3.2 Keuzes in de praktijk

In hoeverre hebben we zicht op de mate waarin de twee mogelijke
grondslagen worden gebruikt? In de onderstaande paragraaf wordt een
aantal partijen op de vastgoedmarkt genoemd. Van deze partijen is op
basis van beschikbare cijfers en navraag bij enkele vertegenwoordigende
organisaties aangegeven welke grondslagen worden gebruikt. Hierbij is
als basis gebruikt gemaakt van IPD cijfers. Annex 1 geeft een tabel met
beknopt overzicht van het wettelijk kader en de cijfers. 

Bij fondsen die de IFRS moeten toepassen voor beleggingsvastgoed komt
keuze voor het kostprijsmodel maar zeer beperkt voor. Zo geven cijfers
van de European Public Real Estate Association (EPRA) aan dat in 2010
van de genoteerde vastgoedbeleggers in Europa ca. 95% op basis van
reële waarde waardeerde. Navraag bij EPRA leert dat dit in Nederland
zelfs 100% is. Dit betreft 6 miljard euro aan vastgoed in Nederland. 

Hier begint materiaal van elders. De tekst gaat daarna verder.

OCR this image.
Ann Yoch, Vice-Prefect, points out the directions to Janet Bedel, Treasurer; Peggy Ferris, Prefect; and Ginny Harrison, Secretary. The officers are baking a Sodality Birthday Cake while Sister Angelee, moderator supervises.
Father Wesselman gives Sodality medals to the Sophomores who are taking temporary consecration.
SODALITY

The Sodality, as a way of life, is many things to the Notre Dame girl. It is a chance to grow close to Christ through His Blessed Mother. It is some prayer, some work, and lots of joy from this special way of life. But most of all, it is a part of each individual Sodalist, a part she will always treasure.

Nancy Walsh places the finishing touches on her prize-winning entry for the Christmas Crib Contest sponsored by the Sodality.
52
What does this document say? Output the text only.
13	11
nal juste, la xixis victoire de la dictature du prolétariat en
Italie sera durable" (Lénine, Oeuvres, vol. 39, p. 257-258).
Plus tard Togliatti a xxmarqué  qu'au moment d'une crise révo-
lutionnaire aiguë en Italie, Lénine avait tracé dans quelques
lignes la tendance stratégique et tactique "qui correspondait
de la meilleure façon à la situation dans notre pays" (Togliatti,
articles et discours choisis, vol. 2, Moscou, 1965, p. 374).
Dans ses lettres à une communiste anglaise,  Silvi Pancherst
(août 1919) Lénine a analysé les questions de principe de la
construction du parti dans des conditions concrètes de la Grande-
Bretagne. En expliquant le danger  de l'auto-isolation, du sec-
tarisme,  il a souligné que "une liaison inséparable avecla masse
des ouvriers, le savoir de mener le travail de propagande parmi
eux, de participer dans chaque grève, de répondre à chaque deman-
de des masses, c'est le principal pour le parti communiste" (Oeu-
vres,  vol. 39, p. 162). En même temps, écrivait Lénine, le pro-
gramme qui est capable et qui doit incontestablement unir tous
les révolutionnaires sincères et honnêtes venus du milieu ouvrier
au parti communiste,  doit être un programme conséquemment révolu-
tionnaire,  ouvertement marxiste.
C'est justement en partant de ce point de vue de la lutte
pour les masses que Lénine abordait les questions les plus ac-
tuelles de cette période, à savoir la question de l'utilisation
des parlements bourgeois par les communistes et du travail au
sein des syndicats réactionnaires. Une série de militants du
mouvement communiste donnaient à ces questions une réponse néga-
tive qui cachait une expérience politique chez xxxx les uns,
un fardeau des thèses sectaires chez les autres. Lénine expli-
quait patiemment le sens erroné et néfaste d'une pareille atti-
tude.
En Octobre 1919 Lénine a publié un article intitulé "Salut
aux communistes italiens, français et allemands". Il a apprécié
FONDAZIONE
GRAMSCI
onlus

Pensioenfondsen zijn niet verplicht IFRS toe te passen, maar waarderen
wel hun hele balans verplicht op marktwaarde (artikel 135 Pensioenwet).
Ook al het vastgoed wordt daarmee automatisch op reële waarde
gewaardeerd. Verzekeraars hebben in tegenstelling tot pensioenfondsen
wel de keuzemogelijkheid op kostprijs te waarderen. Een exacte splitsing
tussen de grondslagen is op geaggregeerd niveau moeilijk te maken
vanwege het ontbreken van daarop geënte statistieken. Echter, op basis
van een grove schatting van DNB kan gesteld worden het merendeel van het
beleggingsvastgoed bij verzekeraars op reële waarde wordt gewaardeerd. 
Pensioenfondsen en verzekeraars hebben samen ca. 18 miljard euro
Nederlands vastgoed op de balans.  

Bij niet-beursgenoteerde fondsen waardeert een groot deel van de fondsen
die primair voor institutionele beleggers werken op reële waarde. In
totaal beleggen deze fondsen ca. 26 miljard euro in Nederlands
commercieel vastgoed. Een statistiek voor deze groep bestaat niet maar
de European Association of Investors in Non-Listed Real Estate (INREV)
schat in dat vrijwel 100% van de fondsen met een Nederlandse domicilie
opgenomen in de database van INREV hun vastgoed waardeert op reële
waarde. Nederlandse leden van INREV hebben ca. 16 miljard euro verspreid
over 26 fondsen onder beheer.

Bij (kleinere) particuliere beleggers en niet-beursgenoteerde fondsen
die voor particuliere professionele beleggers werken zal de keuze voor
kostprijs mogelijk meer voorkomen. Er zijn voor deze groep, die in
volume nog steeds fors is (ca. 45 miljard euro voor professionele
particuliere beleggers, ca. 78 miljard euro voor kleine particuliere
beleggers), geen specifieke statistieken beschikbaar die aangeven in
welke mate voor kostprijs of voor reële waarde wordt gekozen.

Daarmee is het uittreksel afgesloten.